Why was I so surprised there was (among others) a push for homemakers, stay-at-home-mums, to get involved? That it was raised that it’s impossible to quantify the number of hours a housewife works? That the inability to pay housewives MPF would even be raised, regretted, bemoaned?

Legislative Councillor Ms Emily Lau would later conclude the summit with, “Hong Kong doesn’t care if you wear a skirt or a tie….. Your greatest obstacle is family and expectations of your role at home.”

How true. Because all I can think of is being a mum right now. I would beat myself up if I thought I wasn’t a good enough mum to Rockstar. That’s not a mindset that’s easy to change. (And them birthing hormones can hit ya like a ton of bricks.)

Maybe it gets better as your child gets older.

(Aileen – did you not see the toddler 2 rows down?)

Maybe what needs changing is our perception that we can’t be both good enough mums and heavily involved in politics. The world we shape is the world our children will inherit. If that doesn’t set your mummy instincts screaming nuthin’ will. Except maybe not having thought of it that way before.

And I catch myself thinking had I been born Hongkie I would. Oh, you know what.

Ps: What does it say that despite where I’ve worked and what I’ve learnt I was embarrassed in a previous post at Rockstar acting up in front of his school principal because I had tied some measure of my self-worth/ level of achievement as a mum to it?

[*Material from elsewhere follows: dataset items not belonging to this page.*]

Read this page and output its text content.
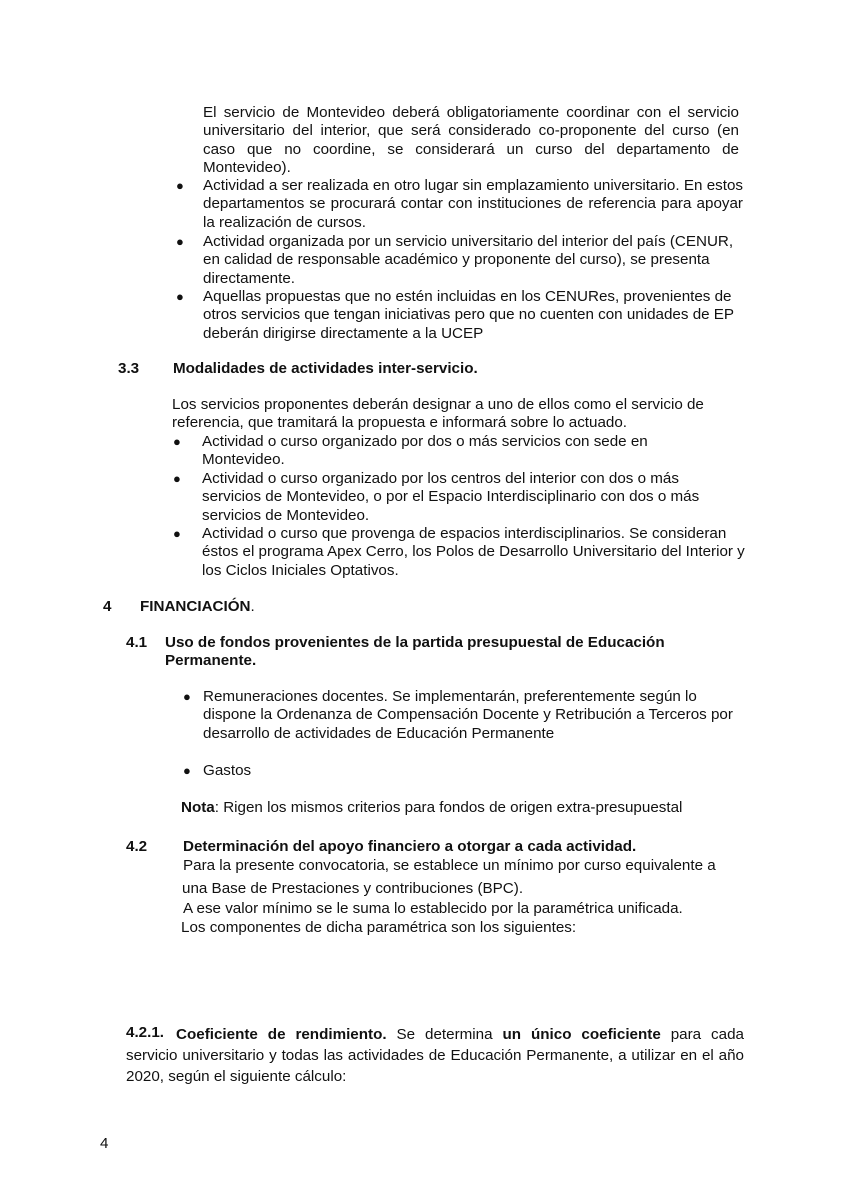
El servicio de Montevideo deberá obligatoriamente coordinar con el servicio universitario del interior, que será considerado co-proponente del curso (en caso que no coordine, se considerará un curso del departamento de Montevideo).
● Actividad a ser realizada en otro lugar sin emplazamiento universitario. En estos departamentos se procurará contar con instituciones de referencia para apoyar la realización de cursos.
● Actividad organizada por un servicio universitario del interior del país (CENUR, en calidad de responsable académico y proponente del curso), se presenta directamente.
● Aquellas propuestas que no estén incluidas en los CENURes, provenientes de otros servicios que tengan iniciativas pero que no cuenten con unidades de EP deberán dirigirse directamente a la UCEP
3.3 Modalidades de actividades inter-servicio.
Los servicios proponentes deberán designar a uno de ellos como el servicio de referencia, que tramitará la propuesta e informará sobre lo actuado.
● Actividad o curso organizado por dos o más servicios con sede en Montevideo.
● Actividad o curso organizado por los centros del interior con dos o más servicios de Montevideo, o por el Espacio Interdisciplinario con dos o más servicios de Montevideo.
● Actividad o curso que provenga de espacios interdisciplinarios. Se consideran éstos el programa Apex Cerro, los Polos de Desarrollo Universitario del Interior y los Ciclos Iniciales Optativos.
4 FINANCIACIÓN.
4.1 Uso de fondos provenientes de la partida presupuestal de Educación Permanente.
● Remuneraciones docentes. Se implementarán, preferentemente según lo dispone la Ordenanza de Compensación Docente y Retribución a Terceros por desarrollo de actividades de Educación Permanente
● Gastos
Nota: Rigen los mismos criterios para fondos de origen extra-presupuestal
4.2 Determinación del apoyo financiero a otorgar a cada actividad.
Para la presente convocatoria, se establece un mínimo por curso equivalente a
una Base de Prestaciones y contribuciones (BPC).
A ese valor mínimo se le suma lo establecido por la paramétrica unificada.
Los componentes de dicha paramétrica son los siguientes:
4.2.1. Coeficiente de rendimiento. Se determina un único coeficiente para cada servicio universitario y todas las actividades de Educación Permanente, a utilizar en el año 2020, según el siguiente cálculo:
4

(And did anyone catch the giant irony and contrast in my freaking out about my son’s behavior during a charity day for a Japan Earthquake that is estimated to have wiped out tens of thousands of people?)

Do you think I would be the only mummy who would react that way?

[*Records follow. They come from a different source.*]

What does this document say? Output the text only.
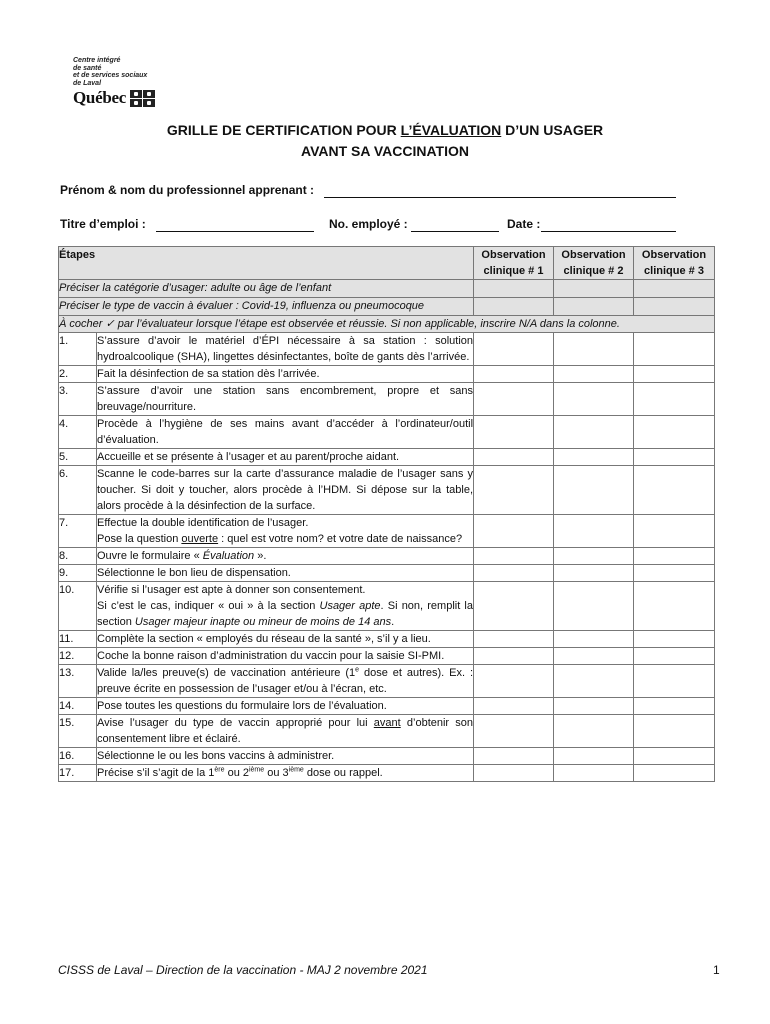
Centre intégré
de santé
et de services sociaux
de Laval
Québec
GRILLE DE CERTIFICATION POUR L’ÉVALUATION D’UN USAGER
AVANT SA VACCINATION
Prénom & nom du professionnel apprenant :
Titre d’emploi :	No. employé :	Date :
Étapes		Observation clinique # 1	Observation clinique # 2	Observation clinique # 3
Préciser la catégorie d’usager: adulte ou âge de l’enfant				
Préciser le type de vaccin à évaluer : Covid-19, influenza ou pneumocoque				
À cocher ✓ par l’évaluateur lorsque l’étape est observée et réussie. Si non applicable, inscrire N/A dans la colonne.				
1.	S’assure d’avoir le matériel d’ÉPI nécessaire à sa station : solution hydroalcoolique (SHA), lingettes désinfectantes, boîte de gants dès l’arrivée.			
2.	Fait la désinfection de sa station dès l’arrivée.			
3.	S’assure d’avoir une station sans encombrement, propre et sans breuvage/nourriture.			
4.	Procède à l’hygiène de ses mains avant d’accéder à l’ordinateur/outil d’évaluation.			
5.	Accueille et se présente à l’usager et au parent/proche aidant.			
6.	Scanne le code-barres sur la carte d’assurance maladie de l’usager sans y toucher. Si doit y toucher, alors procède à l’HDM. Si dépose sur la table, alors procède à la désinfection de la surface.			
7.	Effectue la double identification de l’usager.
Pose la question ouverte : quel est votre nom? et votre date de naissance?			

8.	Ouvre le formulaire « Évaluation ».			
9.	Sélectionne le bon lieu de dispensation.			
10.	Vérifie si l’usager est apte à donner son consentement.
Si c’est le cas, indiquer « oui » à la section Usager apte. Si non, remplit la section Usager majeur inapte ou mineur de moins de 14 ans.			

11.	Complète la section « employés du réseau de la santé », s’il y a lieu.			
12.	Coche la bonne raison d’administration du vaccin pour la saisie SI-PMI.			
13.	Valide la/les preuve(s) de vaccination antérieure (1e dose et autres). Ex. : preuve écrite en possession de l’usager et/ou à l’écran, etc.			
14.	Pose toutes les questions du formulaire lors de l’évaluation.			
15.	Avise l’usager du type de vaccin approprié pour lui avant d’obtenir son consentement libre et éclairé.			
16.	Sélectionne le ou les bons vaccins à administrer.			
17.	Précise s’il s’agit de la 1ère ou 2ième ou 3ième dose ou rappel.			
CISSS de Laval – Direction de la vaccination - MAJ 2 novembre 2021	1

One of the quotes you pass along the walkway from Festival Walk to City University

———

**We once paid several times the normal helper processing fee (because of the additional paperwork involved in her case), seeking to hire a helper who claimed to have been mistreated by not one but two previous employers. We completely trusted the sterling recommendation she had been given by the people at the shelter, without thinking to independently seek her employers’ points of view ourselves.

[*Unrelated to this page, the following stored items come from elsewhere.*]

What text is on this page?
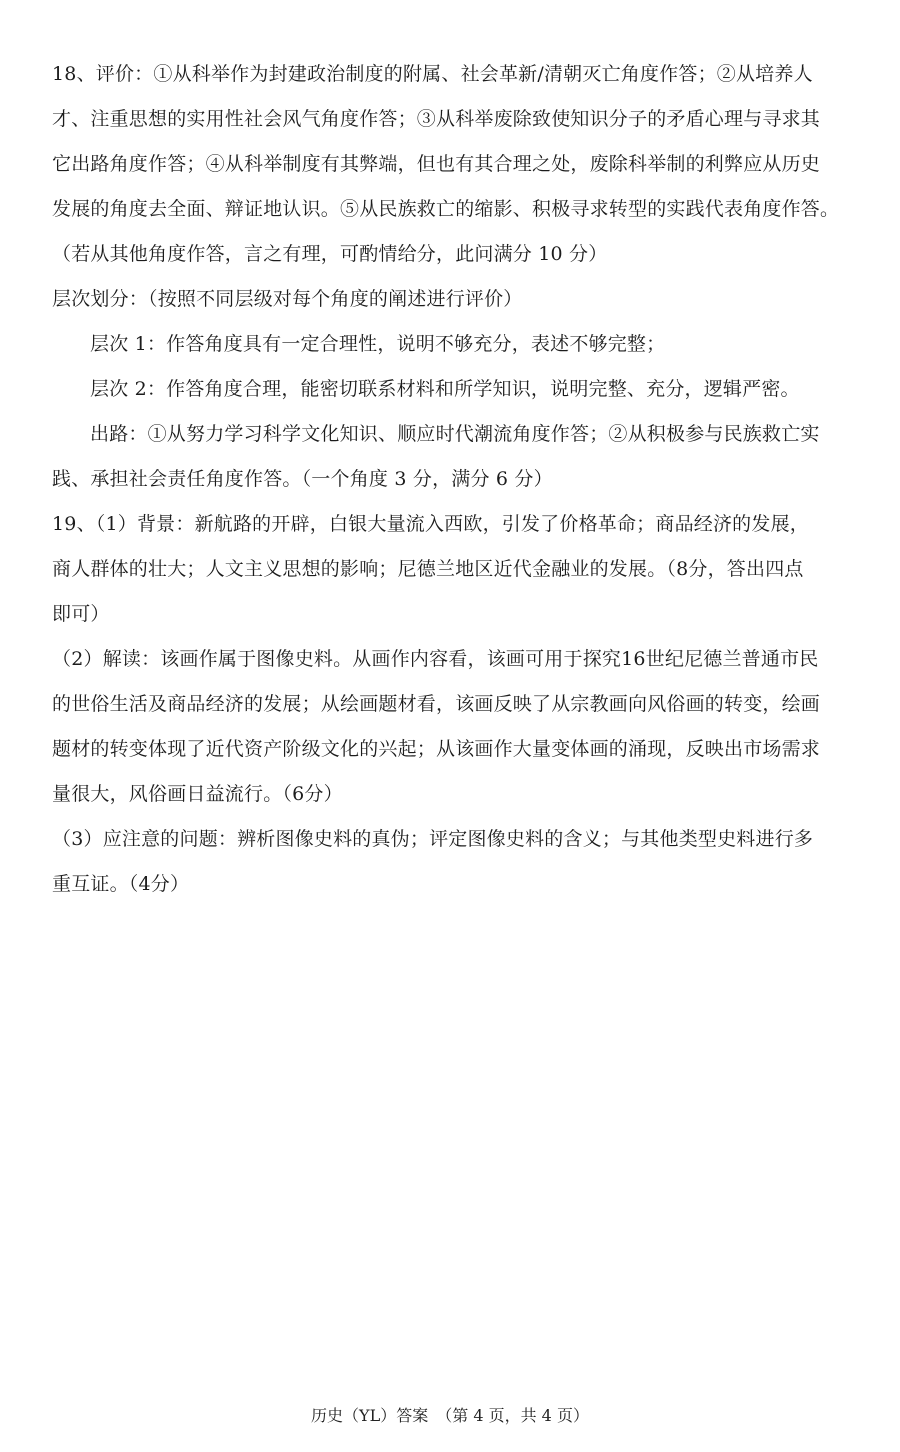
18、评价：①从科举作为封建政治制度的附属、社会革新/清朝灭亡角度作答；②从培养人

才、注重思想的实用性社会风气角度作答；③从科举废除致使知识分子的矛盾心理与寻求其

它出路角度作答；④从科举制度有其弊端，但也有其合理之处，废除科举制的利弊应从历史

发展的角度去全面、辩证地认识。⑤从民族救亡的缩影、积极寻求转型的实践代表角度作答。

（若从其他角度作答，言之有理，可酌情给分，此问满分 10 分）

层次划分：（按照不同层级对每个角度的阐述进行评价）

层次 1：作答角度具有一定合理性，说明不够充分，表述不够完整；

层次 2：作答角度合理，能密切联系材料和所学知识，说明完整、充分，逻辑严密。

出路：①从努力学习科学文化知识、顺应时代潮流角度作答；②从积极参与民族救亡实

践、承担社会责任角度作答。（一个角度 3 分，满分 6 分）

19、（1）背景：新航路的开辟，白银大量流入西欧，引发了价格革命；商品经济的发展，

商人群体的壮大；人文主义思想的影响；尼德兰地区近代金融业的发展。（8分，答出四点

即可）

（2）解读：该画作属于图像史料。从画作内容看，该画可用于探究16世纪尼德兰普通市民

的世俗生活及商品经济的发展；从绘画题材看，该画反映了从宗教画向风俗画的转变，绘画

题材的转变体现了近代资产阶级文化的兴起；从该画作大量变体画的涌现，反映出市场需求

量很大，风俗画日益流行。（6分）

（3）应注意的问题：辨析图像史料的真伪；评定图像史料的含义；与其他类型史料进行多

重互证。（4分）

历史（YL）答案　（第 4 页，共 4 页）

Even after this helper was apprehended while trying to run from police during their routine inspection of a pawn shop in Causeway Bay on a day we thought she was doing the marketing in Sai Wan Ho, we chose to vouch very strongly for her to the authorities including completely believing her when she claimed a ring with a large pearl on it that she was trying to pawn was her own, because of our belief in the sterling recommendation she had received.

In the 11 months she worked for us, she got two air tickets home to see her family (NOT including the third air ticket we are required to give her when we fire her) because I always willingly fall for the “you are a mother yourself you should understand” pitch, many additional days off including a period of two weeks of half or less days of work in our home when she claimed to be helping out at church near Christmas (we found out later she was nowhere near the church).

Think that disillusioned us? The next helper we hired got to go swimming in the Bel Air Clubhouse until they banned helpers from using the facilities. Also an air ticket home to see her daughter on her birthday, in her first year of service with us. We finally fired her because she couldn’t keep from cooking and serving the family expired food (or lying about it). Several days after we fired her, she called Kings from the agent’s office, requesting he provide a good character reference to her next employer so she could remain in Hong Kong, in part to complete the guitar, computer and hairdressing lessons she said she’d enrolled for.

We don’t like hiring helpers who do this. An NGO who kept this from happening would easily be able to place a genuinely previously abused helper, despite any much higher processing fee an employer has to bear, with us. And I’m sure we’re not the  only employers willing to pay a premium. It is a small price to ensure the trustworthiness of a person who has access to our home, family, children.